Qatar’s Al-Jazeera professes support for terrorism, militias
Qatar has declared its support for terrorism and militias through its media arm, Al-Jazeera. In order to achieve this goal, Al-Jazeera has dedicated a program called "Symbols" to glorify some public terrorist figures responsible for causing the destruction of Arab countries such as Syria and Iraq. "Symbols" presents daily half-hour stories about the lives of “mujahideen” in a cartoon format.
The first episode of "Symbols" spoke about terrorist Quds Force commander Qassem Soleimani, who was killed in a US strike near Baghdad Airport on January 3. Al-Jazeera described him as a martyr and mujahid for the sake of God, saying that he was a soldier who devoted his life to serving Islam, even though he was classified as an international terrorist.
It is worth noting that the Doha regime sent Foreign Minister Mohammed bin Abdul Rahman Al Thani to Tehran the day after Soleimani was killed, before Qatari Emir Tamim bin Hamad followed him with a support visit to Tehran a week later, during which he met Iranian Supreme Leader Ali Khamenei and President Hassan Rouhani.
Provoking the Arabs
This episode provoked negative feelings throughout the Arab world, and social media users emphasized that Al-Jazeera is clearly insulting the Arabs and the defenseless victims in Syria and Iraq who were killed by Soleimani and his terrorist militia.
Syrian activist Muhammad Sabra said, "Al-Jazeera is a podcast that has been transformed into a war media branch of the Revolutionary Guard terrorist militia, by glorifying the terrorist criminal Qassem Soleimani who fought children in Syria and Iraq."
Saudi political analyst Fahd Debaji stressed on Twitter that Al-Jazeera is achieving malicious and terrorist goals and projects. Kuwaiti academic Ahmed al-Dhaidi called for Al-Jazeera to "apologize to its viewers for this professional moral failure," asking, "How can a channel glorify a criminal who killed hundreds of thousands of Muslims in Syria, Iraq, and Yemen?"
After broadcasting the first episode of the program, Iran’s Fars news agency celebrated Al-Jazeera for describing Soleimani as a martyr.
Soleimani’s history of bloody crimes
Soleimani was the Iranian regime’s external arm to spread chaos and sabotage in the region. He was the mastermind responsible for suppressing the demonstrators in Iraq and supporting the armed militias there and in Syria, as he issued orders to carry out killings among Iraqi demonstrators during the anti-Tehran protests that started in October 2019.
In 1998, Soleimani assumed the leadership of the Quds Force, which carried out a large part of Iran's bloody policies both at home and abroad, and he had a secret budget not subject to governmental or parliamentary supervision at all, as he was only subject to Khamenei’s orders.

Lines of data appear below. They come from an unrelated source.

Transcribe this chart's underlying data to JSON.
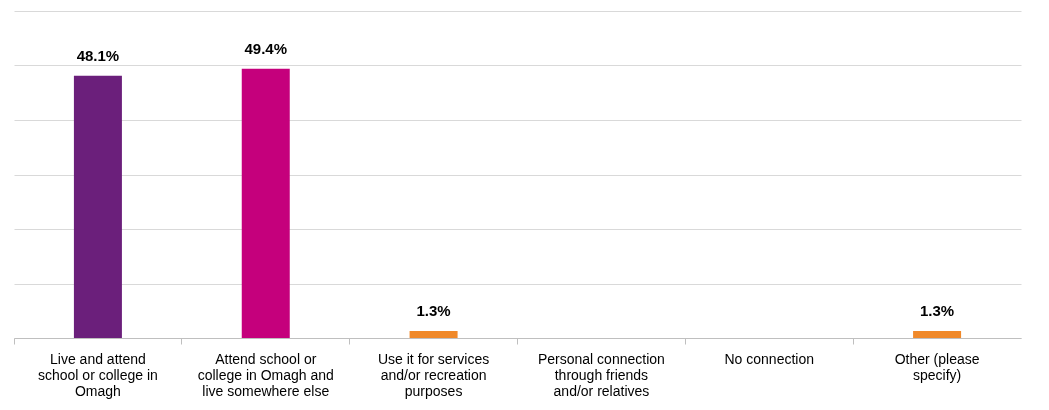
{
  "chart_data": {
    "type": "bar",
    "categories": [
      "Live and attend school or college in Omagh",
      "Attend school or college in Omagh and live somewhere else",
      "Use it for services and/or recreation purposes",
      "Personal connection through friends and/or relatives",
      "No connection",
      "Other (please specify)"
    ],
    "values": [
      48.1,
      49.4,
      1.3,
      null,
      null,
      1.3
    ],
    "colors": [
      "#6b1f7b",
      "#c5007c",
      "#f0892a",
      "#f0892a",
      "#f0892a",
      "#f0892a"
    ],
    "value_labels": [
      "48.1%",
      "49.4%",
      "1.3%",
      null,
      null,
      "1.3%"
    ],
    "ylim": [
      0,
      60
    ],
    "yticks": [
      {
        "value": 0,
        "label": null
      },
      {
        "value": 10,
        "label": null
      },
      {
        "value": 20,
        "label": null
      },
      {
        "value": 30,
        "label": null
      },
      {
        "value": 40,
        "label": null
      },
      {
        "value": 50,
        "label": null
      },
      {
        "value": 60,
        "label": null
      }
    ],
    "grid": "y",
    "tick_labels": "x"
  }
}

The Quds Force is the tool for Iranian terrorism abroad, and one of its most undeclared functions is to eradicate those it regards as enemies of Iran and to provide support and training to sectarian brigades and militias with absolute loyalty to Iran.
Soleimani also assumed responsibility for Iranian foreign policy in several countries, including Lebanon and Iraq, where many of the cadres at Iranian embassies are selected from among the officers of the Iranian Revolutionary Guard.

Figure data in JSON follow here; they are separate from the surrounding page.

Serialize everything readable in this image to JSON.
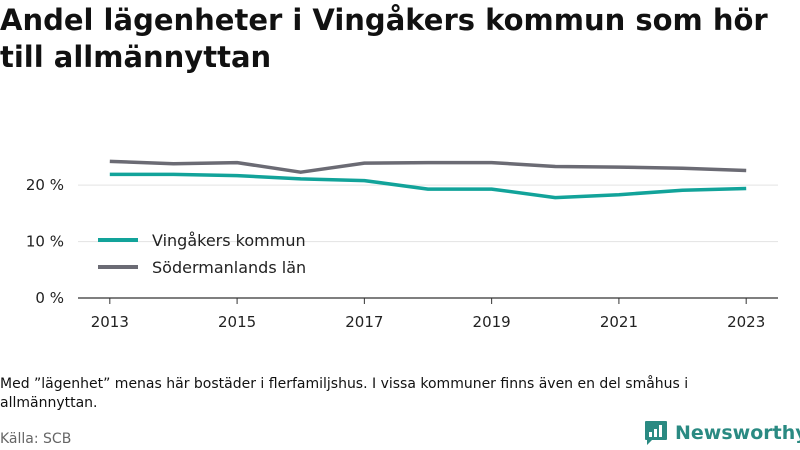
{
  "header": {
    "title": "Andel lägenheter i Vingåkers kommun som hör till allmännyttan"
  },
  "chart_data": {
    "type": "line",
    "x": [
      2013,
      2014,
      2015,
      2016,
      2017,
      2018,
      2019,
      2020,
      2021,
      2022,
      2023
    ],
    "x_tick_labels": [
      "2013",
      "2015",
      "2017",
      "2019",
      "2021",
      "2023"
    ],
    "y_tick_labels": [
      "0 %",
      "10 %",
      "20 %"
    ],
    "ylim": [
      0,
      28
    ],
    "grid": true,
    "legend_position": "bottom-left",
    "series": [
      {
        "name": "Vingåkers kommun",
        "color": "#12a39a",
        "values": [
          21.9,
          21.9,
          21.7,
          21.1,
          20.8,
          19.3,
          19.3,
          17.8,
          18.3,
          19.1,
          19.4
        ]
      },
      {
        "name": "Södermanlands län",
        "color": "#6b6b74",
        "values": [
          24.2,
          23.8,
          24.0,
          22.3,
          23.9,
          24.0,
          24.0,
          23.3,
          23.2,
          23.0,
          22.6
        ]
      }
    ]
  },
  "footer": {
    "note": "Med ”lägenhet” menas här bostäder i flerfamiljshus. I vissa kommuner finns även en del småhus i allmännyttan.",
    "source": "Källa: SCB",
    "brand": "Newsworthy"
  },
  "colors": {
    "brand": "#2a8a82",
    "grid": "#e3e3e3",
    "axis": "#333333"
  }
}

A year after assuming the leadership of the Quds Force, Soleimani contributed greatly to the suppression of the student movement opposing Iran and demanding reform in 1999.
With the US invasion of Iraq in 2003, Soleimani was active in interfering with, destabilizing and supporting sectarian groups that owe allegiance to his country and create militias loyal to it.

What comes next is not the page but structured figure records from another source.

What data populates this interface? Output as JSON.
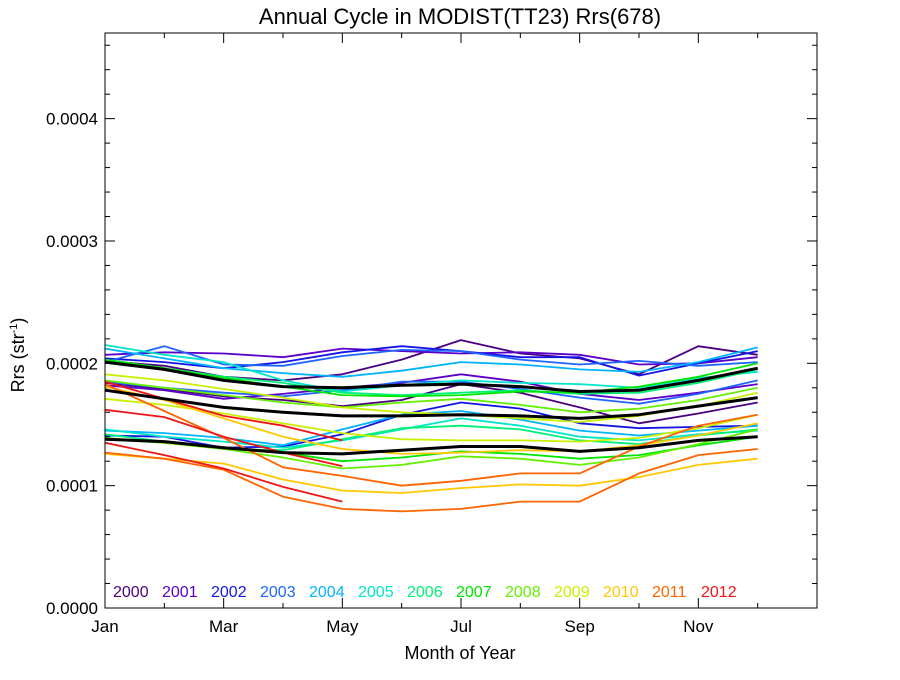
{
  "chart_data": {
    "type": "line",
    "title": "Annual Cycle in MODIST(TT23) Rrs(678)",
    "xlabel": "Month of Year",
    "ylabel_main": "Rrs (str",
    "ylabel_sup": "-1",
    "ylabel_close": ")",
    "xlim": [
      1,
      13
    ],
    "ylim": [
      0,
      0.00047
    ],
    "x_ticks": [
      {
        "value": 1,
        "label": "Jan"
      },
      {
        "value": 3,
        "label": "Mar"
      },
      {
        "value": 5,
        "label": "May"
      },
      {
        "value": 7,
        "label": "Jul"
      },
      {
        "value": 9,
        "label": "Sep"
      },
      {
        "value": 11,
        "label": "Nov"
      }
    ],
    "y_ticks": [
      {
        "value": 0,
        "label": "0.0000"
      },
      {
        "value": 0.0001,
        "label": "0.0001"
      },
      {
        "value": 0.0002,
        "label": "0.0002"
      },
      {
        "value": 0.0003,
        "label": "0.0003"
      },
      {
        "value": 0.0004,
        "label": "0.0004"
      }
    ],
    "months": [
      1,
      2,
      3,
      4,
      5,
      6,
      7,
      8,
      9,
      10,
      11,
      12
    ],
    "legend": [
      {
        "label": "2000",
        "color": "#4b0082"
      },
      {
        "label": "2001",
        "color": "#5a00c8"
      },
      {
        "label": "2002",
        "color": "#1414e6"
      },
      {
        "label": "2003",
        "color": "#1e64ff"
      },
      {
        "label": "2004",
        "color": "#00b4ff"
      },
      {
        "label": "2005",
        "color": "#00e6c8"
      },
      {
        "label": "2006",
        "color": "#00f078"
      },
      {
        "label": "2007",
        "color": "#00e600"
      },
      {
        "label": "2008",
        "color": "#64f000"
      },
      {
        "label": "2009",
        "color": "#c8f000"
      },
      {
        "label": "2010",
        "color": "#ffc800"
      },
      {
        "label": "2011",
        "color": "#ff6400"
      },
      {
        "label": "2012",
        "color": "#f01414"
      }
    ],
    "series": [
      {
        "year": "2000",
        "color": "#4b0082",
        "values": [
          0.000202,
          0.000198,
          0.000189,
          0.000186,
          0.000191,
          0.000203,
          0.000219,
          0.000208,
          0.000204,
          0.000191,
          0.000214,
          0.000207
        ]
      },
      {
        "year": "2000",
        "color": "#4b0082",
        "values": [
          0.000184,
          0.000179,
          0.000173,
          0.00017,
          0.000165,
          0.00017,
          0.000183,
          0.000176,
          0.000164,
          0.000151,
          0.000159,
          0.000168
        ]
      },
      {
        "year": "2001",
        "color": "#5a00c8",
        "values": [
          0.000207,
          0.000209,
          0.000208,
          0.000205,
          0.000212,
          0.00021,
          0.000208,
          0.000209,
          0.000207,
          0.000199,
          0.0002,
          0.000205
        ]
      },
      {
        "year": "2001",
        "color": "#5a00c8",
        "values": [
          0.000182,
          0.000178,
          0.000171,
          0.000175,
          0.00018,
          0.000184,
          0.000191,
          0.000185,
          0.000175,
          0.00017,
          0.000176,
          0.000183
        ]
      },
      {
        "year": "2002",
        "color": "#1414e6",
        "values": [
          0.000204,
          0.000201,
          0.000196,
          0.000201,
          0.000209,
          0.000214,
          0.00021,
          0.000205,
          0.000205,
          0.00019,
          0.0002,
          0.00021
        ]
      },
      {
        "year": "2002",
        "color": "#1414e6",
        "values": [
          0.000141,
          0.00014,
          0.000131,
          0.000132,
          0.000142,
          0.000158,
          0.000168,
          0.000163,
          0.000151,
          0.000147,
          0.000148,
          0.000149
        ]
      },
      {
        "year": "2003",
        "color": "#1e64ff",
        "values": [
          0.000201,
          0.000214,
          0.000199,
          0.000198,
          0.000206,
          0.000211,
          0.00021,
          0.000203,
          0.000199,
          0.000202,
          0.000198,
          0.000201
        ]
      },
      {
        "year": "2003",
        "color": "#1e64ff",
        "values": [
          0.000185,
          0.00018,
          0.000176,
          0.000173,
          0.000178,
          0.000185,
          0.000185,
          0.000179,
          0.000172,
          0.000167,
          0.000175,
          0.000186
        ]
      },
      {
        "year": "2004",
        "color": "#00b4ff",
        "values": [
          0.000212,
          0.000204,
          0.000196,
          0.000192,
          0.000189,
          0.000194,
          0.000201,
          0.000199,
          0.000195,
          0.000193,
          0.000201,
          0.000213
        ]
      },
      {
        "year": "2004",
        "color": "#00b4ff",
        "values": [
          0.000145,
          0.000143,
          0.000139,
          0.000133,
          0.000146,
          0.000158,
          0.000161,
          0.000154,
          0.000145,
          0.000141,
          0.000145,
          0.000149
        ]
      },
      {
        "year": "2005",
        "color": "#00e6c8",
        "values": [
          0.000215,
          0.000207,
          0.000201,
          0.000186,
          0.000177,
          0.000182,
          0.000186,
          0.000184,
          0.000183,
          0.00018,
          0.000188,
          0.000193
        ]
      },
      {
        "year": "2005",
        "color": "#00e6c8",
        "values": [
          0.000146,
          0.00014,
          0.000136,
          0.000131,
          0.000137,
          0.000146,
          0.000155,
          0.000149,
          0.00014,
          0.000137,
          0.000142,
          0.000145
        ]
      },
      {
        "year": "2006",
        "color": "#00f078",
        "values": [
          0.000203,
          0.000196,
          0.000189,
          0.000184,
          0.000176,
          0.000174,
          0.000176,
          0.000178,
          0.000175,
          0.000176,
          0.000184,
          0.000195
        ]
      },
      {
        "year": "2006",
        "color": "#00f078",
        "values": [
          0.000142,
          0.000136,
          0.00013,
          0.000129,
          0.000138,
          0.000147,
          0.000149,
          0.000146,
          0.000137,
          0.000134,
          0.000141,
          0.000146
        ]
      },
      {
        "year": "2007",
        "color": "#00e600",
        "values": [
          0.000203,
          0.000196,
          0.000188,
          0.000181,
          0.000174,
          0.000173,
          0.000174,
          0.000177,
          0.000176,
          0.000181,
          0.000189,
          0.0002
        ]
      },
      {
        "year": "2007",
        "color": "#00e600",
        "values": [
          0.000139,
          0.000135,
          0.000131,
          0.000127,
          0.00012,
          0.000123,
          0.000128,
          0.000126,
          0.000122,
          0.000125,
          0.000133,
          0.00014
        ]
      },
      {
        "year": "2008",
        "color": "#64f000",
        "values": [
          0.000186,
          0.00018,
          0.000174,
          0.000168,
          0.000164,
          0.000168,
          0.000171,
          0.000166,
          0.00016,
          0.000163,
          0.00017,
          0.00018
        ]
      },
      {
        "year": "2008",
        "color": "#64f000",
        "values": [
          0.000138,
          0.000135,
          0.00013,
          0.000123,
          0.000114,
          0.000117,
          0.000124,
          0.000122,
          0.000117,
          0.000123,
          0.000134,
          0.000146
        ]
      },
      {
        "year": "2009",
        "color": "#c8f000",
        "values": [
          0.000191,
          0.000186,
          0.000179,
          0.000172,
          0.000164,
          0.00016,
          0.000158,
          0.000155,
          0.000152,
          0.000157,
          0.000165,
          0.000176
        ]
      },
      {
        "year": "2009",
        "color": "#c8f000",
        "values": [
          0.000171,
          0.000166,
          0.000159,
          0.000151,
          0.000143,
          0.000138,
          0.000137,
          0.000137,
          0.000136,
          0.000139,
          0.000147,
          0.000158
        ]
      },
      {
        "year": "2010",
        "color": "#ffc800",
        "values": [
          0.000126,
          0.000122,
          0.000118,
          0.000105,
          9.6e-05,
          9.4e-05,
          9.8e-05,
          0.000101,
          0.0001,
          0.000107,
          0.000117,
          0.000122
        ]
      },
      {
        "year": "2010",
        "color": "#ffc800",
        "values": [
          0.000181,
          0.00017,
          0.000155,
          0.00014,
          0.00013,
          0.000126,
          0.000127,
          0.000129,
          0.000128,
          0.000133,
          0.000141,
          0.000151
        ]
      },
      {
        "year": "2011",
        "color": "#ff6400",
        "values": [
          0.000127,
          0.000122,
          0.000113,
          9.1e-05,
          8.1e-05,
          7.9e-05,
          8.1e-05,
          8.7e-05,
          8.7e-05,
          0.00011,
          0.000125,
          0.00013
        ]
      },
      {
        "year": "2011",
        "color": "#ff6400",
        "values": [
          0.000183,
          0.000161,
          0.000139,
          0.000115,
          0.000108,
          0.0001,
          0.000104,
          0.00011,
          0.00011,
          0.000132,
          0.000149,
          0.000158
        ]
      },
      {
        "year": "2012",
        "color": "#f01414",
        "values": [
          0.000135,
          0.000125,
          0.000114,
          9.9e-05,
          8.7e-05
        ]
      },
      {
        "year": "2012",
        "color": "#f01414",
        "values": [
          0.000162,
          0.000156,
          0.00014,
          0.000127,
          0.000116
        ]
      },
      {
        "year": "2012",
        "color": "#f01414",
        "values": [
          0.000185,
          0.000171,
          0.000157,
          0.000149,
          0.000137
        ]
      },
      {
        "year": "mean",
        "color": "#000000",
        "values": [
          0.000201,
          0.000195,
          0.000186,
          0.000181,
          0.00018,
          0.000182,
          0.000183,
          0.000181,
          0.000177,
          0.000178,
          0.000186,
          0.000196
        ]
      },
      {
        "year": "mean",
        "color": "#000000",
        "values": [
          0.000178,
          0.000171,
          0.000164,
          0.00016,
          0.000157,
          0.000157,
          0.000158,
          0.000157,
          0.000155,
          0.000158,
          0.000165,
          0.000172
        ]
      },
      {
        "year": "mean",
        "color": "#000000",
        "values": [
          0.000138,
          0.000136,
          0.000131,
          0.000127,
          0.000126,
          0.000129,
          0.000132,
          0.000132,
          0.000128,
          0.000131,
          0.000137,
          0.00014
        ]
      }
    ]
  }
}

The United States accused Soleimani in 2008 of training Shiite militias to fight international coalition forces in Iraq.
Soleimani also admitted that Tehran was the one that established the mainly Shiite Popular Mobilization Forces (PMF) in Iraq, confirming the sectarian nature of these militias and their total loyalty to Iran. Since 2012, he had participated in managing the intervention by the Revolutionary Guards, the Lebanese Hezbollah and Iraqi militias in Syria’s battles.